Of course now here we are a full decade after that amazing day that was supposed to kick off the era of pure commercial spaceflight, and what have we to show for it so far? Sir Richard’s Virgin Galactic has constructed their passenger version of SpaceShipOne, sold reservations and even constructed a huge carrier aircraft from which to launch. Yet, technical difficulties and delays have kept it from carrying any paying passengers as of this writing. So we now have a SpaceShipNone. SpaceShipOne itself hangs in the Smithsonian as tourists walk past. I recently heard a small boy ask his daddy “What’s that?” as they strolled by it, and the daddy replied, “Some kind of rocketplane,” while they simply walked away. Other commercial space ventures such as the orbital hotels, lunar colonies and earth-bound simulated lunar resorts have so far simply faded into the pay-someone-to-lecture-about-it circuit.

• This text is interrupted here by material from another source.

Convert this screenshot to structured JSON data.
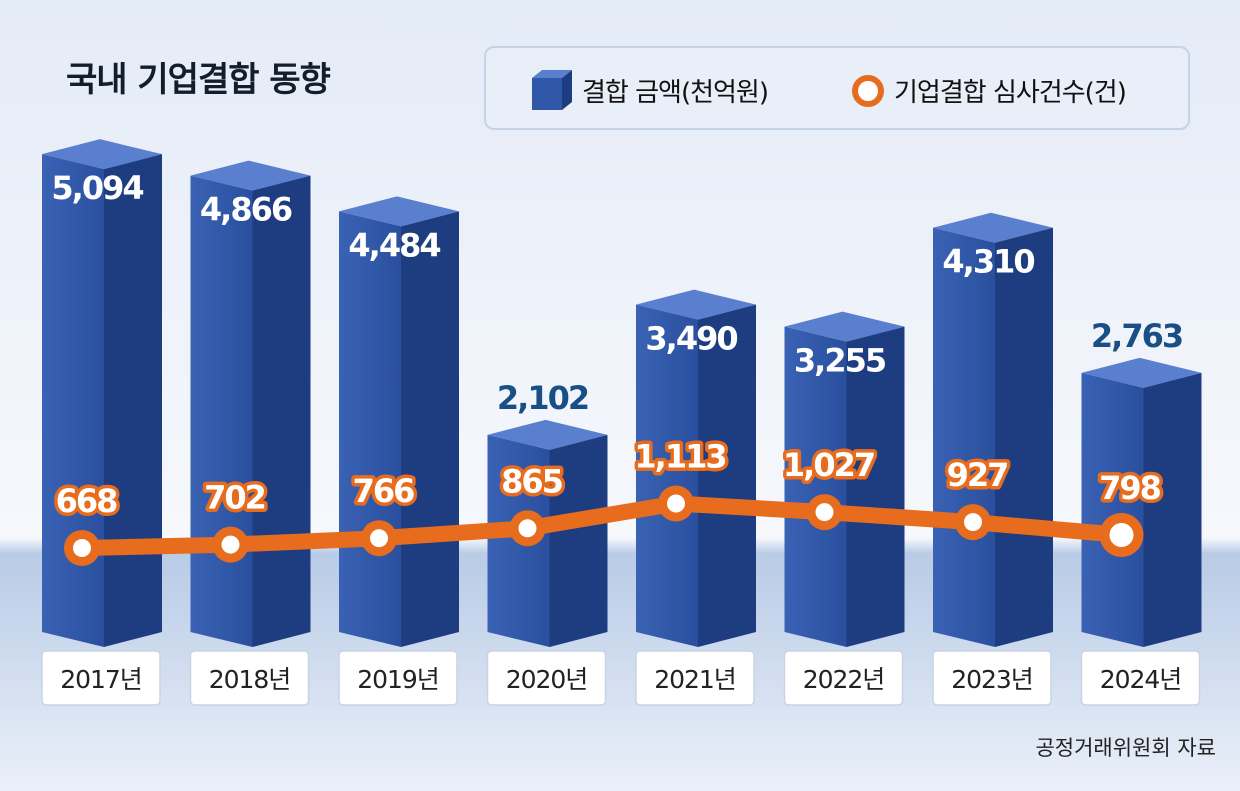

Meanwhile, the dream of “commercial” spaceflight was been twisted into a hand full of up-start and heritage companies reaching out for huge NASA contracts to shuttle astronauts to and from the International Space Station and run supply ships up and down. I recall that after the first time that Mike Melvill returned SpaceShipOne from its venture into space, he stood atop the vehicle facing the welcome home crowd. As they cheered someone ran out of the crowd and handed him a huge sign that Mike raised over his head; it read “SpaceShipOne, Government None.” That was what commercial space was intended to be all about. Now, companies such as SpaceX, Sierra Nevada and Boeing call themselves “commercial” yet scream if they do not get enough funding from NASA. They say that they simply cannot operate without those millions of tax payer dollars. They are little more than government contractors in a “commercial spaceflight” wrapper. The degradation of the ideal of “commercial spaceflight” makes Burt Rutan’s SpaceShipOne flights look like little more than a$10 million dollar stunt.

As someone who was there and watched it happen, I ask myself, was the X-Prize the seed for a huge technical jump into pure commercial spaceflight, or was it simply a circus stunt with a highly educated audience? Of course the folks at Scaled Composites got their rightful $10 milliom prize, space-buffs got some hope toward a huckstered bright future. I, personally got to witness a bit of history and I eventually got my Klyde doll back from the folks at X-Prize. Oddly, he was scheduled to be on display at the Daytona campus of the Embry-Riddle Aeronautical University, (of which I am an alumnus) where he would reside in the administration building in a glass case along with a SpaceShipOne model. Just a few weeks before I was supposed to ship the doll off to Daytona, a freak December tornado ripped across the campus and destroyed the building! Klyde now sits safely here in my office.